Le refuge de Bonne-Espérance fut acquis de Nicolas Nagars, en 1298. Il se trouvait près de la porte de Mons, à l'endroit qu'occupe aujourd'hui l'hospice des orphelins. Cette habitation ayant été incendiée, au mois de, janvier 1597, par des soldats du régiment du baron de Hachicourt, la communauté intenta un procès à la ville, mais celle-ci ayant prouvé que le logement de gens de guerre avait été la conséquence d'un ordre supérieur et que l'abbaye était restée en défaut de réparer convenablement son refuge, la requête des religieux fut déclarée non recevable et les dépenses compensées entre les parties (27 mai 1616).

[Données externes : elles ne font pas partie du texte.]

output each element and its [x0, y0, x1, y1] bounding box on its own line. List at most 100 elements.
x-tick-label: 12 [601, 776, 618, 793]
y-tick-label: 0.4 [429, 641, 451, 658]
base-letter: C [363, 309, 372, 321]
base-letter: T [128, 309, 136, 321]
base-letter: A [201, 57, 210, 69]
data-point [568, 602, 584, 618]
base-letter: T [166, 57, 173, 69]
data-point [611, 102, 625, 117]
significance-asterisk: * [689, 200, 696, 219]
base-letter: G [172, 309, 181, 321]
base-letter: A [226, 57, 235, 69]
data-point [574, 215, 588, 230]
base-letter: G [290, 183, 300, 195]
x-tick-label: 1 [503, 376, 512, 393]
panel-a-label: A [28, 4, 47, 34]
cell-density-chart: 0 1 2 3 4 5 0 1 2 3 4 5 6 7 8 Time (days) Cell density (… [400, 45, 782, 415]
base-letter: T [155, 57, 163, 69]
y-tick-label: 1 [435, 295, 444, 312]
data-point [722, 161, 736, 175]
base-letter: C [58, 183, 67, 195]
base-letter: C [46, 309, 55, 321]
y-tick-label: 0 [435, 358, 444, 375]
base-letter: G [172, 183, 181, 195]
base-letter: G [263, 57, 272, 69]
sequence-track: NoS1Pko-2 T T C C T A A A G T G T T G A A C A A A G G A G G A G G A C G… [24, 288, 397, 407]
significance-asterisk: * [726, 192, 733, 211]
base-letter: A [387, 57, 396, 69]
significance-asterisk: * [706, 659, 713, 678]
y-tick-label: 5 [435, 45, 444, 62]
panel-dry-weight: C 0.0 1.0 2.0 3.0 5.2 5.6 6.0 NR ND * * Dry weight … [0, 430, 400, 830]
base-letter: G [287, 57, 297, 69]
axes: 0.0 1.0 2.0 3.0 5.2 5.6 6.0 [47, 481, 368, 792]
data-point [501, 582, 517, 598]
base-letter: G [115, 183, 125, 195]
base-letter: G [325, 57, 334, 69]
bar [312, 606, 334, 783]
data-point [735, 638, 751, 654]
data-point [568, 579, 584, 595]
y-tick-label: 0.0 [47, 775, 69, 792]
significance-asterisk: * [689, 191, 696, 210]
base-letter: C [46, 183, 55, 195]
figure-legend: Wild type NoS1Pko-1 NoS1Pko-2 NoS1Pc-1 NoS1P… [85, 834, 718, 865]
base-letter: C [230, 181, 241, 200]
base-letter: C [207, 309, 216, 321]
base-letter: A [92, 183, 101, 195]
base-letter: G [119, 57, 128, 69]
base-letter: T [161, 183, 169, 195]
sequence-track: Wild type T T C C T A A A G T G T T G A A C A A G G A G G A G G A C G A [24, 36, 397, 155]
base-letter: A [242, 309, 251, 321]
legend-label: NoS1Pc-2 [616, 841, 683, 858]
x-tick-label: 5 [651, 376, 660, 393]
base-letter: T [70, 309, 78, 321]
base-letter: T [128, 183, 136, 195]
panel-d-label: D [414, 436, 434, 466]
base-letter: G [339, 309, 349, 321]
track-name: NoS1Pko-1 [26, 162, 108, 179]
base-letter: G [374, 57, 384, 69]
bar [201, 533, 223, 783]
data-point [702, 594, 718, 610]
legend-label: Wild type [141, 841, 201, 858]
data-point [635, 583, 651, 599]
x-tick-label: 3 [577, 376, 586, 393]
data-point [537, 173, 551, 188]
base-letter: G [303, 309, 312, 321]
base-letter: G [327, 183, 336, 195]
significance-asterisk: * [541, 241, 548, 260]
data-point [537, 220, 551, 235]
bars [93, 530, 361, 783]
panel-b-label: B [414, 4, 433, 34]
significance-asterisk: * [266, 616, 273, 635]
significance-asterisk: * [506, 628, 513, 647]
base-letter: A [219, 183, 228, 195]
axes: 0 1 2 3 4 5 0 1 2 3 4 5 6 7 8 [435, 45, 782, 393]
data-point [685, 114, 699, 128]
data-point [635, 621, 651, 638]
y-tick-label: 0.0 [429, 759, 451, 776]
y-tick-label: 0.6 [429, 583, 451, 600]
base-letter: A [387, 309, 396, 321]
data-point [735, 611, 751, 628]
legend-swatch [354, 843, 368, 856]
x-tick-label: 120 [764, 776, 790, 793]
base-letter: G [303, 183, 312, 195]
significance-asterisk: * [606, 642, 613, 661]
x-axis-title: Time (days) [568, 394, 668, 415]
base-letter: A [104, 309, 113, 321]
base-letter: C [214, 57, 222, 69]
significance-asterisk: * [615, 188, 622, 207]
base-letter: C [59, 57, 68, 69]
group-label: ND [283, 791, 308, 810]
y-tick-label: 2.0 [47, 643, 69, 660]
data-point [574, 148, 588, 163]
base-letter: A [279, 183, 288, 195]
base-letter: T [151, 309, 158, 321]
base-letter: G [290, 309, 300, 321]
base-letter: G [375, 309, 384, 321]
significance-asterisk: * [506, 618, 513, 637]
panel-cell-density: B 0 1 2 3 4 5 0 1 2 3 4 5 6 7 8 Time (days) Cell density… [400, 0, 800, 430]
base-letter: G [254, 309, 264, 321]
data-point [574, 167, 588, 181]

La ville paya, de ce chef, la somme de 95 livres.
Le refuge de Parc s'élevait dans le voisinage de l'église de Saint-Jean-l’Evangéliste.
Le 18 janvier 1546-1547, un octroi du souverain permit au prieuré de Bois-Seigneur-Isaac, à la condition de payer tous les ans 4 chapons au domaine, d'acheter 6 1/2 bonniers de terres, une maison à Bruxelles et une à Nivelles. Cette dernière se trouvait dans la rue Sainte- Anne L'habitation qu'occupait, en l'an V, le doyen du chapitre de Sainte-Gertrude, appartenait aux frères de Bois-Seigneur-Isaac ; l'acquéreur, le père Godart, ex-carme, la paya à la république française 425 livres, le 15 nivôse.
Orival possédait, dès le mois de décembre 1292, une maison située au Marché, « devant les Cournes ». Le mercredi après la Sainte-Lucie, la ville l'exempta, à prix d'argent « de scots, de mallotes etc. ». Depuis, Orival eut son refuge à l'endroit où se trouve le mont de piété.